Let be $$T= \sum_{n=0}^N \hat{T} (n)e^{inx} $$
a trigonometric polynomial of grade $N$ without negative frequencies.
I wanna show that $$ \partial_x T= -iN(F_N \ast T-T) $$
Where $F_N \ast T$ meas the convolution of the Fejer Kernel and T.
might be easy..but I just can't work out the right conversion for this property..
SO
$ \partial_x T= \sum_{n=0}^N \hat{T} (n) in e^{inx} $
$ =\sum_{n=0}^N ( \frac{1}{2 \pi} \int_{ -\pi}^{\pi} T(y)e^{-iny} dy ) e^{inx} in$
$
=\frac{1}{2 \pi} \int_{ -\pi}^{\pi} T(y) (\sum_{n=0}^N e^{in(x-y)})in $
from there on I get carried away in the wrong direction.
is the derivative right?
Also..the Fejer Kernel can be expressed as the mean arithmetic value of the dirichtlet kernel so :
$$ F_N= \frac{1}{n+1} \sum_{k=0}^n D_k(x) $$
Where $D_k = \sum_{n= -k}^k e^{inx} $ is the Dirichtlet Kernel
Very thankful for any help !
Best Answer
1).

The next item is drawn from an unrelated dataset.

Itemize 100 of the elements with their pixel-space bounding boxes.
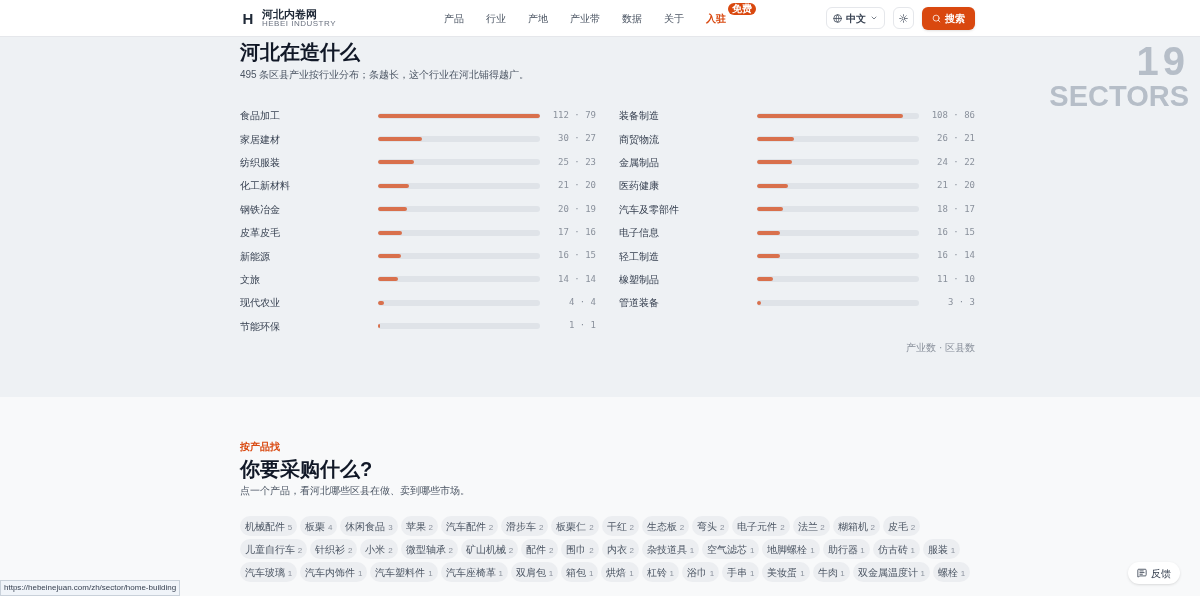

The last equality you wrote for the derivative is weird, since you have the $in$ outside a term that involves summing in $n$, so that's a mistake.

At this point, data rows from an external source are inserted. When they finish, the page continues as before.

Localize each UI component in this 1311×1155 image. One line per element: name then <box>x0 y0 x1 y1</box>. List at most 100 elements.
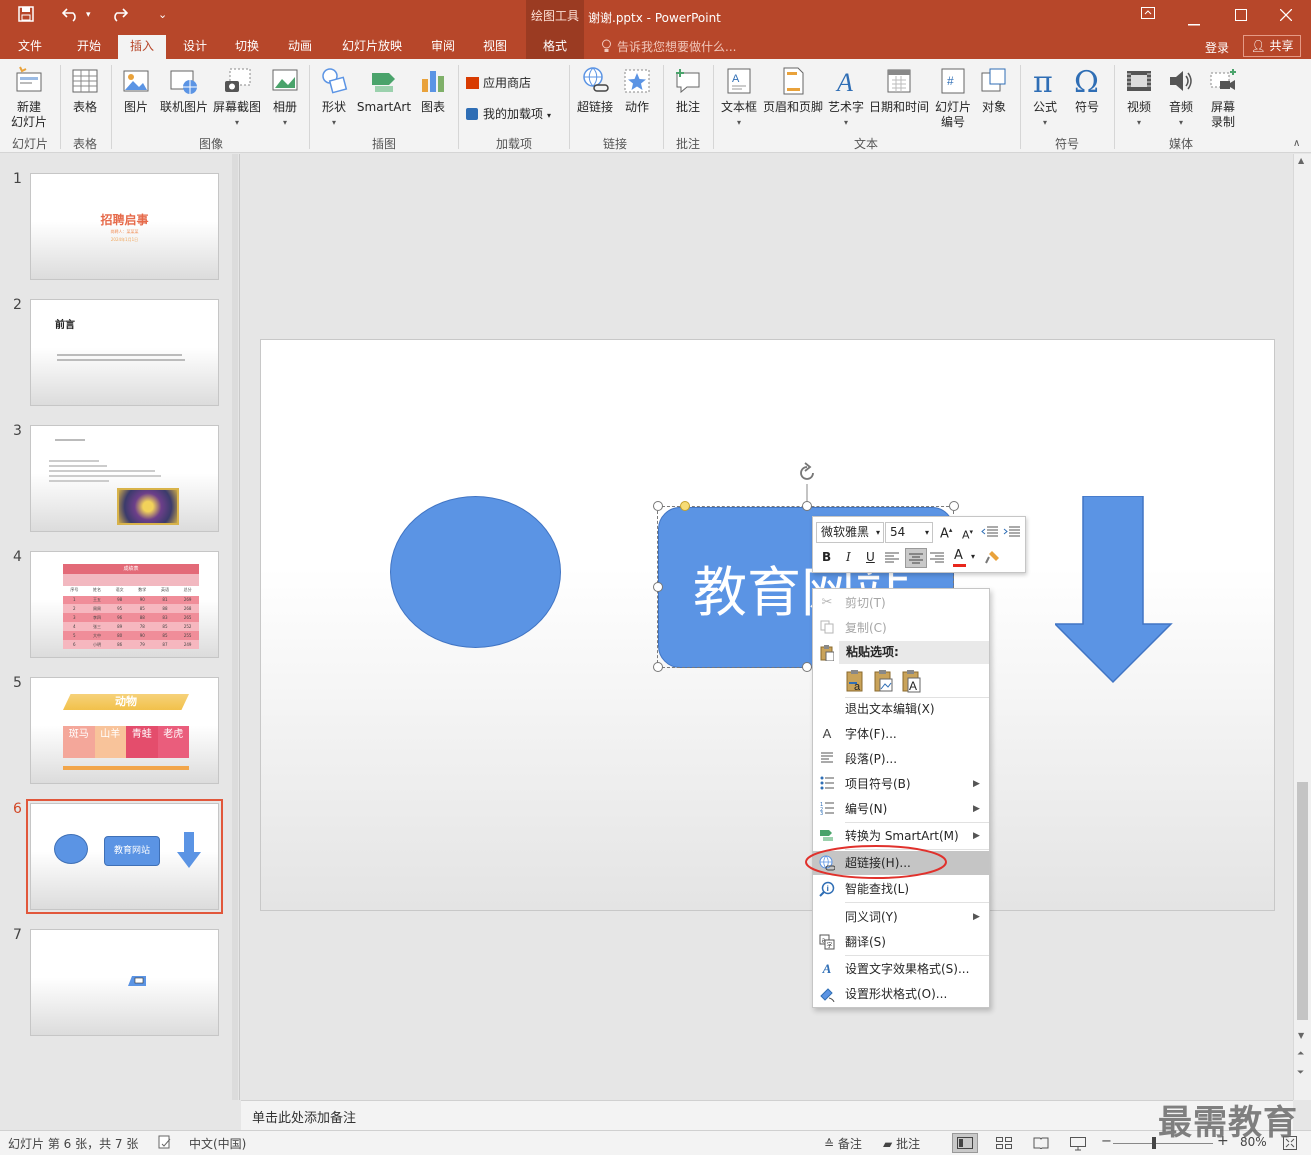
slide-sorter-view-button[interactable] <box>996 1137 1012 1152</box>
paste-text-only-icon[interactable]: A <box>901 669 923 696</box>
new-slide-button[interactable]: 新建 幻灯片 <box>4 65 54 130</box>
smartart-button[interactable]: SmartArt <box>356 65 412 115</box>
online-picture-button[interactable]: 联机图片 <box>158 65 210 115</box>
tab-file[interactable]: 文件 <box>8 33 52 59</box>
grow-font-icon[interactable]: A▴ <box>940 526 952 541</box>
store-button[interactable]: 应用商店 <box>466 74 531 91</box>
format-painter-icon[interactable] <box>984 549 1002 568</box>
customize-icon[interactable]: ⌄ <box>158 8 167 21</box>
date-time-button[interactable]: 日期和时间 <box>867 65 931 115</box>
menu-paragraph[interactable]: 段落(P)... <box>813 747 989 771</box>
slideshow-view-button[interactable] <box>1070 1137 1086 1154</box>
scroll-up-icon[interactable]: ▲ <box>1298 156 1304 165</box>
login-link[interactable]: 登录 <box>1205 39 1229 56</box>
undo-dropdown-icon[interactable]: ▾ <box>86 10 91 20</box>
menu-shape-format[interactable]: 设置形状格式(O)... <box>813 982 989 1006</box>
decrease-indent-icon[interactable] <box>981 526 999 541</box>
tab-review[interactable]: 审阅 <box>420 33 466 59</box>
spellcheck-icon[interactable] <box>158 1135 172 1152</box>
align-center-icon[interactable] <box>905 548 927 568</box>
share-button[interactable]: 👤︎ 共享 <box>1243 35 1301 57</box>
tab-design[interactable]: 设计 <box>172 33 218 59</box>
slide-thumbnail-3[interactable] <box>30 425 219 532</box>
comment-button[interactable]: 批注 <box>670 65 706 115</box>
tell-me-input[interactable]: 告诉我您想要做什么... <box>617 38 736 55</box>
italic-button[interactable]: I <box>846 550 851 564</box>
minimize-icon[interactable] <box>1188 14 1200 30</box>
menu-exit-text-edit[interactable]: 退出文本编辑(X) <box>813 697 989 721</box>
slide-thumbnail-7[interactable] <box>30 929 219 1036</box>
slide-thumbnail-4[interactable]: 成绩表 序号 姓名 语文 数学 英语 总分 1 王五 98 90 81 269 2 周周 95 85 88 26… <box>30 551 219 658</box>
shapes-button[interactable]: 形状 ▾ <box>316 65 352 130</box>
slide-thumbnail-2[interactable]: 前言 <box>30 299 219 406</box>
font-name-select[interactable]: 微软雅黑 ▾ <box>816 522 884 543</box>
album-button[interactable]: 相册 ▾ <box>267 65 303 130</box>
collapse-ribbon-icon[interactable]: ∧ <box>1293 138 1300 149</box>
tab-view[interactable]: 视图 <box>472 33 518 59</box>
menu-cut[interactable]: ✂ 剪切(T) <box>813 591 989 615</box>
close-icon[interactable] <box>1279 8 1293 25</box>
slide-thumbnail-1[interactable]: 招聘启事 岗聘人：某某某 2024年1月1日 <box>30 173 219 280</box>
bold-button[interactable]: B <box>822 550 831 564</box>
notes-placeholder[interactable]: 单击此处添加备注 <box>252 1107 356 1126</box>
tab-insert[interactable]: 插入 <box>118 35 166 59</box>
ribbon-display-icon[interactable] <box>1141 7 1155 23</box>
font-color-dropdown-icon[interactable]: ▾ <box>971 552 975 561</box>
slide-thumbnail-5[interactable]: 动物 斑马 山羊 青蛙 老虎 <box>30 677 219 784</box>
font-size-select[interactable]: 54 ▾ <box>885 522 933 543</box>
underline-button[interactable]: U <box>866 550 875 564</box>
tab-slideshow[interactable]: 幻灯片放映 <box>334 33 410 59</box>
screenshot-button[interactable]: 屏幕截图 ▾ <box>211 65 263 130</box>
wordart-button[interactable]: A 艺术字 ▾ <box>827 65 865 130</box>
action-button[interactable]: 动作 <box>620 65 654 115</box>
paste-keep-source-icon[interactable]: a <box>845 669 867 696</box>
maximize-icon[interactable] <box>1235 9 1247 25</box>
increase-indent-icon[interactable] <box>1003 526 1021 541</box>
notes-pane[interactable]: 单击此处添加备注 <box>241 1100 1293 1130</box>
save-icon[interactable] <box>18 6 34 26</box>
paste-picture-icon[interactable] <box>873 669 895 696</box>
menu-numbering[interactable]: 123 编号(N) ▶ <box>813 797 989 821</box>
scroll-thumb[interactable] <box>1297 782 1308 1020</box>
menu-font[interactable]: A 字体(F)... <box>813 722 989 746</box>
hyperlink-ribbon-button[interactable]: 超链接 <box>575 65 615 115</box>
scroll-down-icon[interactable]: ▼ <box>1298 1031 1304 1040</box>
screen-recording-button[interactable]: 屏幕 录制 <box>1204 65 1242 130</box>
menu-synonyms[interactable]: 同义词(Y) ▶ <box>813 905 989 929</box>
tab-format[interactable]: 格式 <box>526 33 584 59</box>
menu-translate[interactable]: a字 翻译(S) <box>813 930 989 954</box>
header-footer-button[interactable]: 页眉和页脚 <box>762 65 824 115</box>
normal-view-button[interactable] <box>952 1133 978 1153</box>
reading-view-button[interactable] <box>1033 1137 1049 1152</box>
zoom-slider-thumb[interactable] <box>1152 1137 1156 1149</box>
slide-thumbnail-6[interactable]: 教育网站 <box>26 799 223 914</box>
align-left-icon[interactable] <box>885 552 899 567</box>
redo-icon[interactable] <box>110 6 129 26</box>
menu-copy[interactable]: 复制(C) <box>813 616 989 640</box>
slide-canvas[interactable]: 教育网站 <box>260 339 1275 911</box>
comments-toggle-button[interactable]: ▰ 批注 <box>883 1135 920 1152</box>
equation-button[interactable]: π 公式 ▾ <box>1026 65 1064 130</box>
prev-slide-icon[interactable]: ⏶ <box>1297 1049 1304 1059</box>
my-addins-button[interactable]: 我的加载项 ▾ <box>466 105 551 122</box>
font-color-button[interactable]: A <box>953 548 966 567</box>
panel-scrollbar[interactable] <box>230 154 240 1100</box>
audio-button[interactable]: 音频 ▾ <box>1162 65 1200 130</box>
tab-transitions[interactable]: 切换 <box>224 33 270 59</box>
textbox-button[interactable]: A 文本框 ▾ <box>718 65 760 130</box>
shrink-font-icon[interactable]: A▾ <box>962 528 973 542</box>
slide-number-button[interactable]: # 幻灯片 编号 <box>933 65 973 130</box>
rotate-handle-icon[interactable] <box>796 462 818 484</box>
zoom-out-icon[interactable]: − <box>1101 1134 1112 1149</box>
tab-home[interactable]: 开始 <box>66 33 112 59</box>
tab-animations[interactable]: 动画 <box>277 33 323 59</box>
chart-button[interactable]: 图表 <box>416 65 450 115</box>
align-right-icon[interactable] <box>930 552 944 567</box>
object-button[interactable]: 对象 <box>977 65 1011 115</box>
ellipse-shape[interactable] <box>390 496 561 648</box>
next-slide-icon[interactable]: ⏷ <box>1297 1068 1304 1078</box>
picture-button[interactable]: 图片 <box>118 65 154 115</box>
editor-scrollbar[interactable]: ▲ ▼ ⏶ ⏷ <box>1293 154 1311 1100</box>
undo-icon[interactable] <box>61 6 80 26</box>
language-indicator[interactable]: 中文(中国) <box>189 1135 246 1152</box>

2). The definition of $F_N$ should involved '$N$' rather than '$n$'.
3). Either $F_N$ should be defined to be $\frac{1}{N}\sum_{k=0}^{N-1} D_k$ or the result you wish to prove should be $\partial_x T = -i(N+1)(F_N*T-T)$.
I will keep your definition of $F_N$ (with point (2) taken into account of course) and prove $\partial_x T = -i(N+1)(F_N*T-T)$. We show the fourier transform of both sides is the same -- this suffices.
Note $[-i(N+1)(F_N*T-T)]\hat{}(m) = -i(N+1)[\widehat{F_N}(m)\widehat{T}(m)-\widehat{T}(m)]$ and $\widehat{\partial_x T}(m) = im\widehat{T}(m)$ (the latter you can see from your first equality for the derivative). So, immediately, if $m < 0$ or if $m \ge N+1$, both sides are $0$ and we're good. So suppose $0 \le m \le N$. Then, $\widehat{F_N}(m) = \frac{1}{N+1}\sum_{k=0}^{N+1}\widehat{D_k}(m) = \frac{1}{N+1}\sum_{k=0}^{N+1} 1_{m \le k} = \frac{1}{N+1}[N+1-m]$, so we get $[-i(N+1)(F_N*T-T)]\hat{}(m) = -i(N+1)\widehat{T}(m)\frac{-m}{N+1} = im\widehat{T}(m)$, as desired.